When it comes to economic and foreign policy, the United States, since its inception, has been involved in an unceasing campaign of death, destruction, lies, thievery, slavery, and every imaginable horror, all aimed at its own citizens and everyone else too. Most of the world (including entire generations of Native Americans and African Americans) is the way it is today because America had a hand in it. In Africa, in South America, in the Middle East, not to mention Korea and Vietnam—all these locations have seen American involvement dash any hopes for stable, peaceful democracies and healthy economies. The rest of the world is kept in total disarray so that America and her client states, the ones that pay her to defend them and their interests, can maintain whatever level of existence they prefer.
I’m not writing this to give a lecture on religion or world politics. I’m mentioning these things because we are talking about the shadow. We are living in an America that proudly calls itself the land of the free, an America that believes itself to be morally superior to other nations, to Russia, for example. The people of this country basically believe that their presidents are the “good guys,” valiantly defending freedom and democracy across the world. There hasn't been a good guy president since FDR, and even he threw innocent Japanese people into internment camps. Many people on the left think Obama was a god in terms of his moral superiority to Trump. (Hint: he wasn’t. Sorry if that statement makes you call for your smelling salts.) Very few people are willing to look at things as they really are. People reject the “bad stuff” to the point of mass hysteria, and, without realizing it, they help create a very big and nasty shadow with orange hair, the opposite of that which they believe (and want) themselves to be.

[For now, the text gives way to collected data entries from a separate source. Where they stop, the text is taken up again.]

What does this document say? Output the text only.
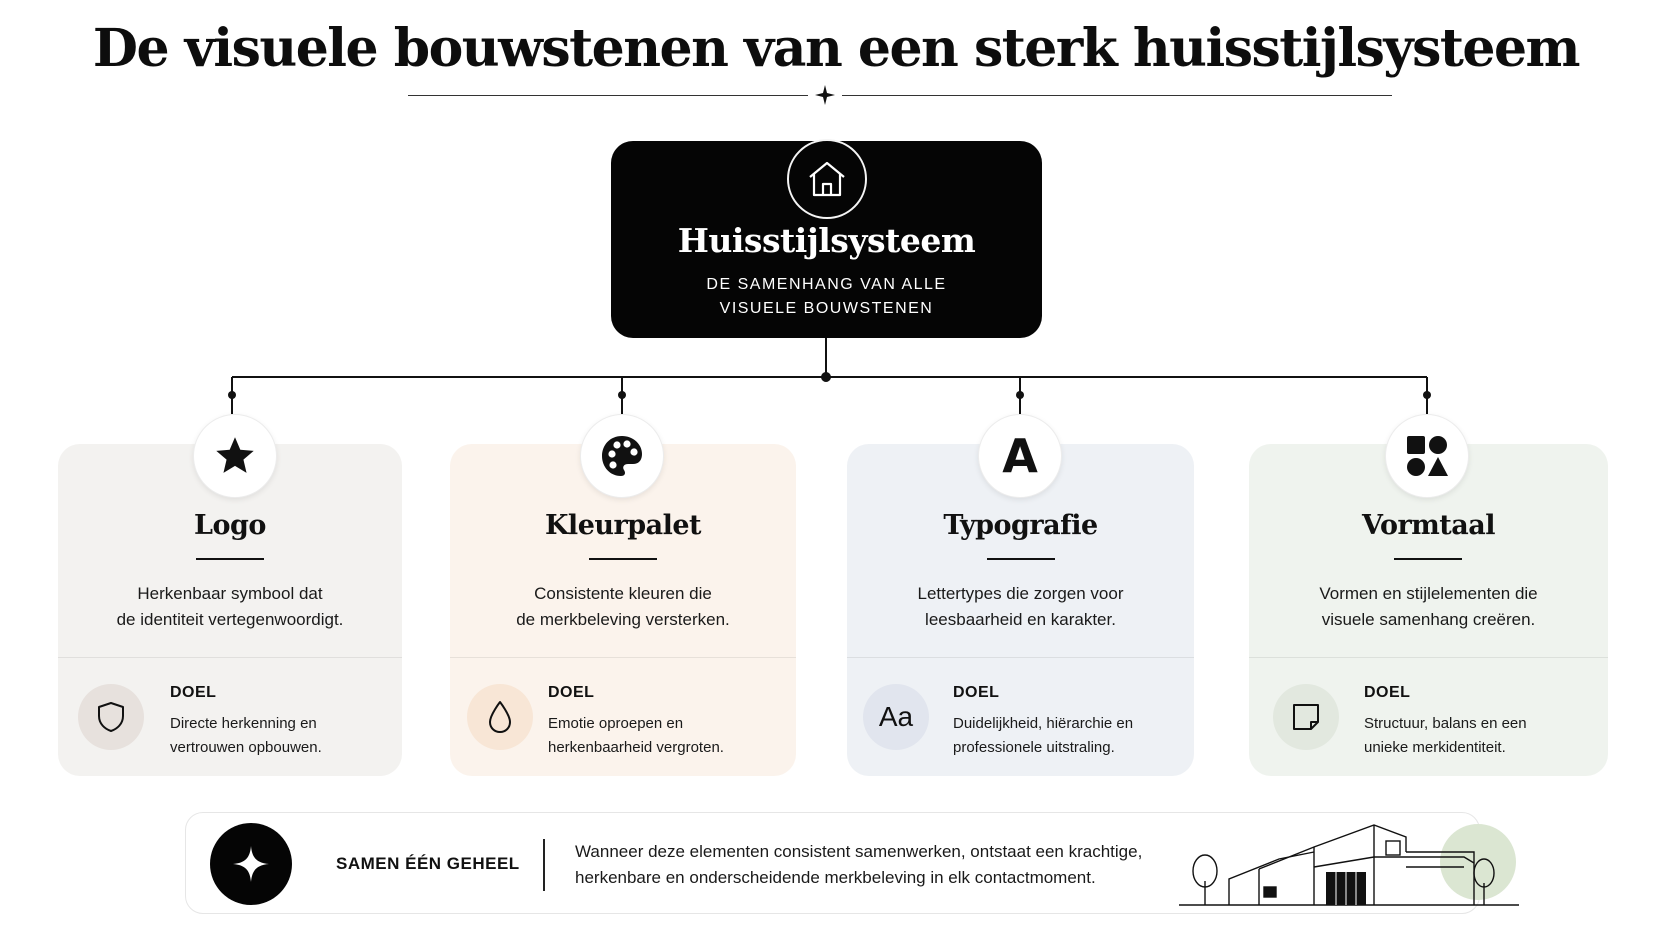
De visuele bouwstenen van een sterk huisstijlsysteem
Huisstijlsysteem
DE SAMENHANG VAN ALLE
VISUELE BOUWSTENEN
Logo
Herkenbaar symbool dat
de identiteit vertegenwoordigt.
DOEL
Directe herkenning en
vertrouwen opbouwen.
Kleurpalet
Consistente kleuren die
de merkbeleving versterken.
DOEL
Emotie oproepen en
herkenbaarheid vergroten.
A
Typografie
Lettertypes die zorgen voor
leesbaarheid en karakter.
Aa
DOEL
Duidelijkheid, hiërarchie en
professionele uitstraling.
Vormtaal
Vormen en stijlelementen die
visuele samenhang creëren.
DOEL
Structuur, balans en een
unieke merkidentiteit.
SAMEN ÉÉN GEHEEL
Wanneer deze elementen consistent samenwerken, ontstaat een krachtige,
herkenbare en onderscheidende merkbeleving in elk contactmoment.
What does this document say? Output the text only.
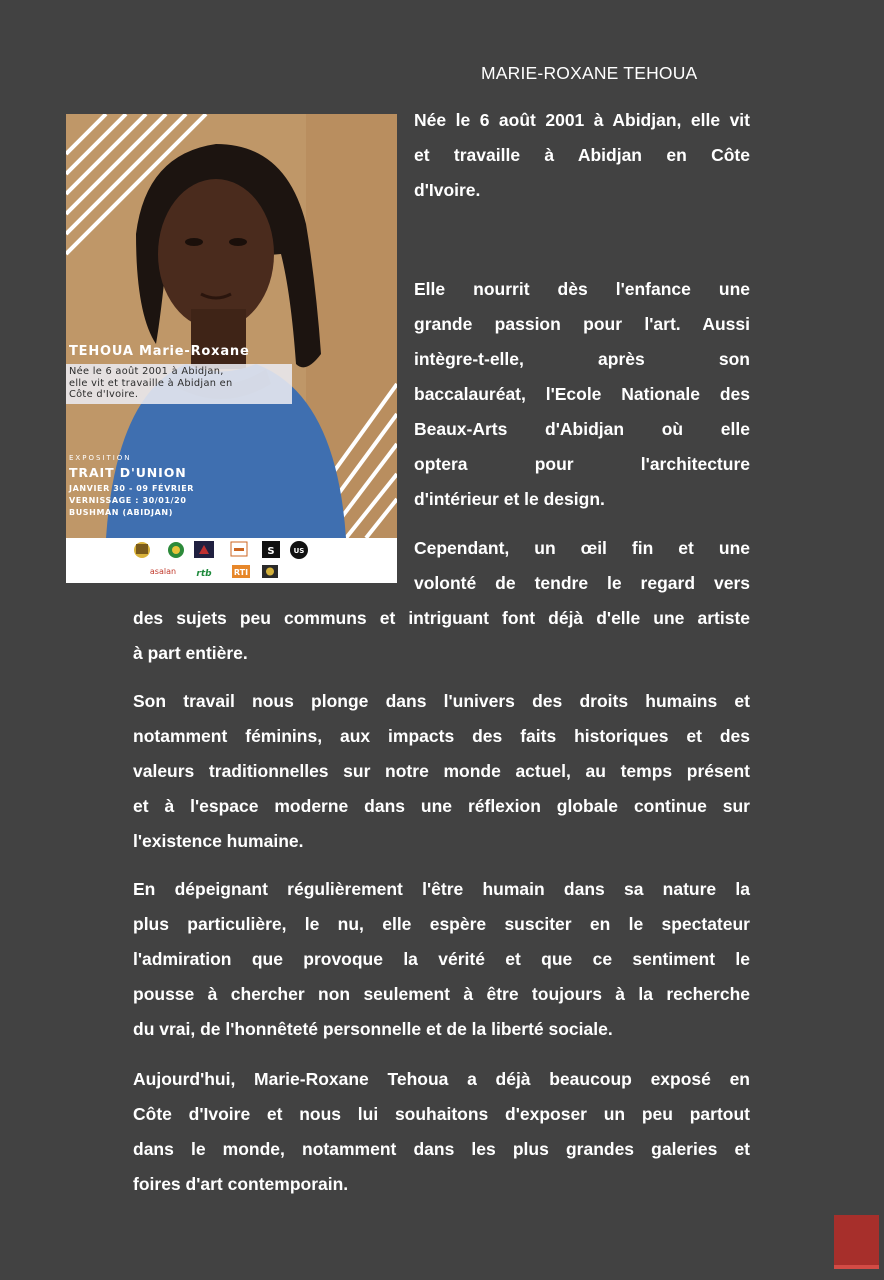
MARIE-ROXANE TEHOUA
TEHOUA Marie-Roxane
Née le 6 août 2001 à Abidjan,
elle vit et travaille à Abidjan en
Côte d'Ivoire.
EXPOSITION
TRAIT D'UNION
JANVIER 30 - 09 FÉVRIER
VERNISSAGE : 30/01/20
BUSHMAN (ABIDJAN)
S	US
asalan rtb	RTI
Née le 6 août 2001 à Abidjan, elle vit
et travaille à Abidjan en Côte
d'Ivoire.
Elle nourrit dès l'enfance une
grande passion pour l'art. Aussi
intègre-t-elle, après son
baccalauréat, l'Ecole Nationale des
Beaux-Arts d'Abidjan où elle
optera pour l'architecture
d'intérieur et le design.
Cependant, un œil fin et une
volonté de tendre le regard vers
des sujets peu communs et intriguant font déjà d'elle une artiste
à part entière.
Son travail nous plonge dans l'univers des droits humains et
notamment féminins, aux impacts des faits historiques et des
valeurs traditionnelles sur notre monde actuel, au temps présent
et à l'espace moderne dans une réflexion globale continue sur
l'existence humaine.
En dépeignant régulièrement l'être humain dans sa nature la
plus particulière, le nu, elle espère susciter en le spectateur
l'admiration que provoque la vérité et que ce sentiment le
pousse à chercher non seulement à être toujours à la recherche
du vrai, de l'honnêteté personnelle et de la liberté sociale.
Aujourd'hui, Marie-Roxane Tehoua a déjà beaucoup exposé en
Côte d'Ivoire et nous lui souhaitons d'exposer un peu partout
dans le monde, notamment dans les plus grandes galeries et
foires d'art contemporain.
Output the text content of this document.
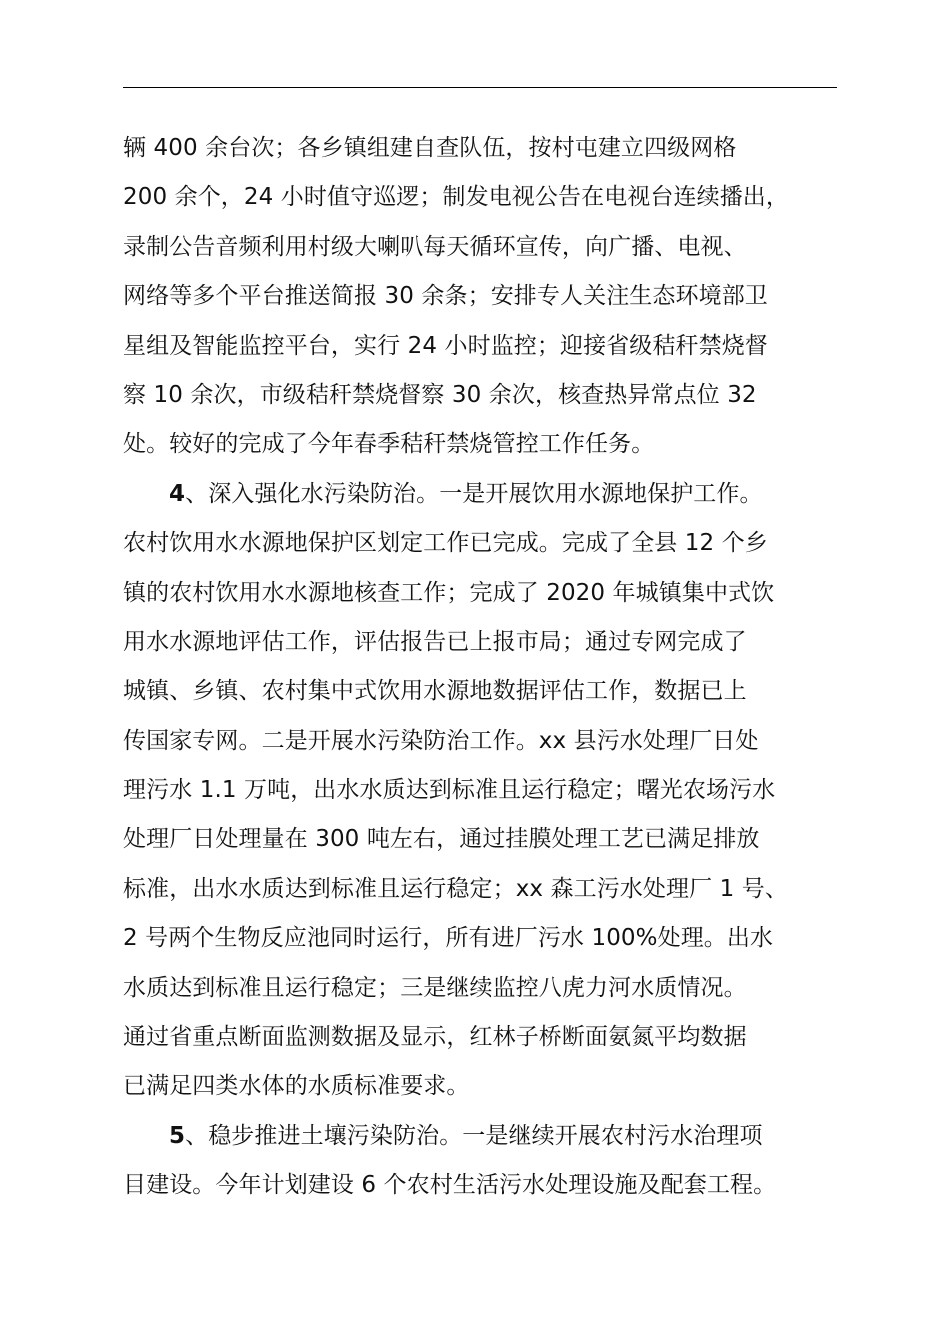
辆 400 余台次；各乡镇组建自查队伍，按村屯建立四级网格
200 余个，24 小时值守巡逻；制发电视公告在电视台连续播出，
录制公告音频利用村级大喇叭每天循环宣传，向广播、电视、
网络等多个平台推送简报 30 余条；安排专人关注生态环境部卫
星组及智能监控平台，实行 24 小时监控；迎接省级秸秆禁烧督
察 10 余次，市级秸秆禁烧督察 30 余次，核查热异常点位 32
处。较好的完成了今年春季秸秆禁烧管控工作任务。
4、深入强化水污染防治。一是开展饮用水源地保护工作。
农村饮用水水源地保护区划定工作已完成。完成了全县 12 个乡
镇的农村饮用水水源地核查工作；完成了 2020 年城镇集中式饮
用水水源地评估工作，评估报告已上报市局；通过专网完成了
城镇、乡镇、农村集中式饮用水源地数据评估工作，数据已上
传国家专网。二是开展水污染防治工作。xx 县污水处理厂日处
理污水 1.1 万吨，出水水质达到标准且运行稳定；曙光农场污水
处理厂日处理量在 300 吨左右，通过挂膜处理工艺已满足排放
标准，出水水质达到标准且运行稳定；xx 森工污水处理厂 1 号、
2 号两个生物反应池同时运行，所有进厂污水 100%处理。出水
水质达到标准且运行稳定；三是继续监控八虎力河水质情况。
通过省重点断面监测数据及显示，红林子桥断面氨氮平均数据
已满足四类水体的水质标准要求。
5、稳步推进土壤污染防治。一是继续开展农村污水治理项
目建设。今年计划建设 6 个农村生活污水处理设施及配套工程。
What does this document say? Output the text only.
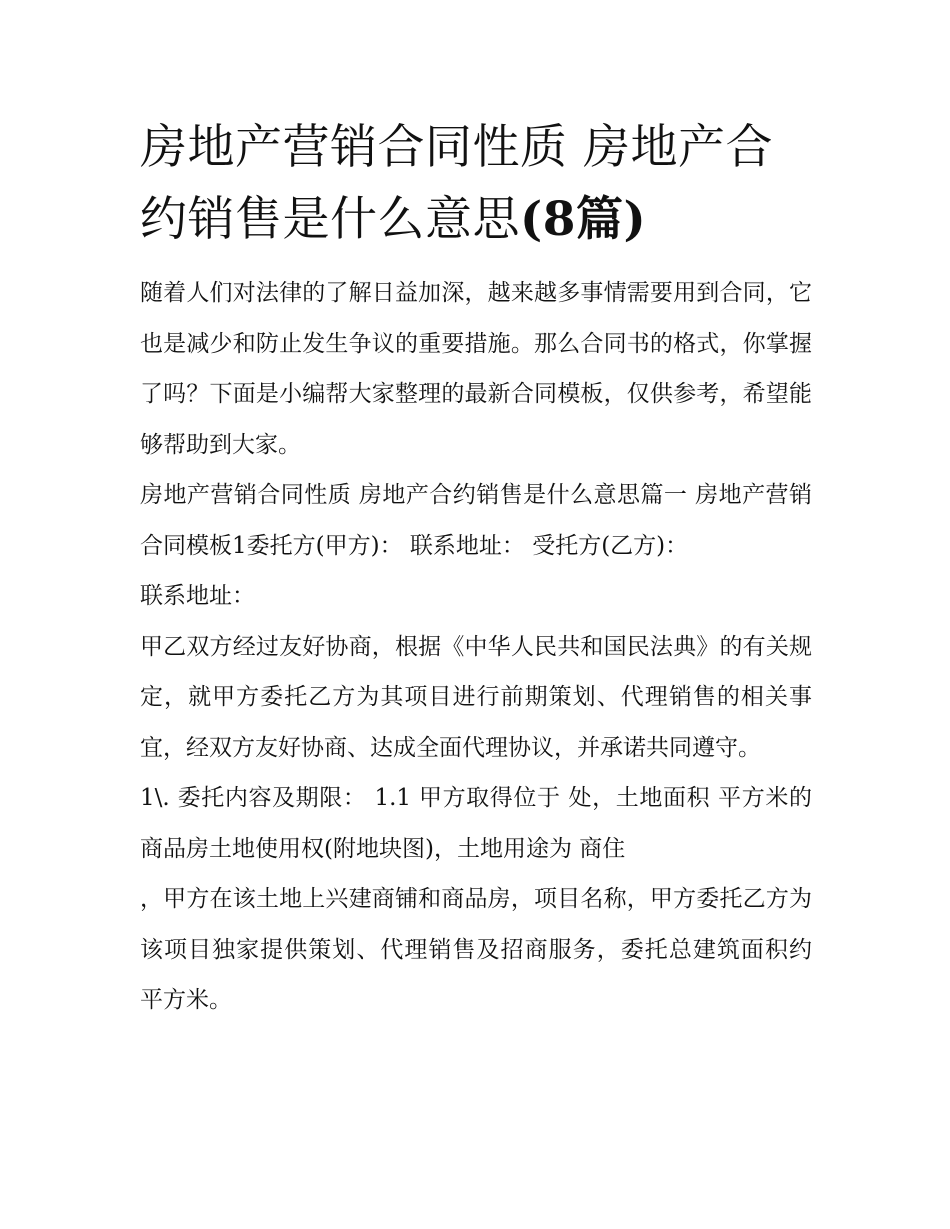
房地产营销合同性质 房地产合约销售是什么意思(8篇)

随着人们对法律的了解日益加深，越来越多事情需要用到合同，它也是减少和防止发生争议的重要措施。那么合同书的格式，你掌握了吗？下面是小编帮大家整理的最新合同模板，仅供参考，希望能够帮助到大家。

房地产营销合同性质 房地产合约销售是什么意思篇一 房地产营销合同模板1委托方(甲方)： 联系地址： 受托方(乙方)：

联系地址：

甲乙双方经过友好协商，根据《中华人民共和国民法典》的有关规定，就甲方委托乙方为其项目进行前期策划、代理销售的相关事宜，经双方友好协商、达成全面代理协议，并承诺共同遵守。

1\. 委托内容及期限： 1.1 甲方取得位于 处，土地面积 平方米的商品房土地使用权(附地块图)，土地用途为 商住

，甲方在该土地上兴建商铺和商品房，项目名称，甲方委托乙方为该项目独家提供策划、代理销售及招商服务，委托总建筑面积约 平方米。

So it would be nice, at this late stage in the game when humanity is staring down the barrel of a gun, if we could stop with the endless hysterical bullshitting and the projecting of our own fears onto others; stop with the insane mythologizing about how chaste and pure we are; and stop the endless cries of: “How could those people over there be so awful?” We must find the courage to examine our own psychic imbalances which are massively contributing to manifesting everything we say we hate so much. Yes, I mean you!
In conclusion, I would just like to say:
A) Jung said that too much light casts a massive shadow.
B) Americans are so obsessed with being morally superior and totally awesomer than everyone else and anyone who says otherwise is a meany!
C) Psychic continuity is real. Take the hint, America.
Rowland, S. (2010). C.G. Jung in the Humanities: Taking the Soul’s Path. Spring Journal. New Orleans, LA.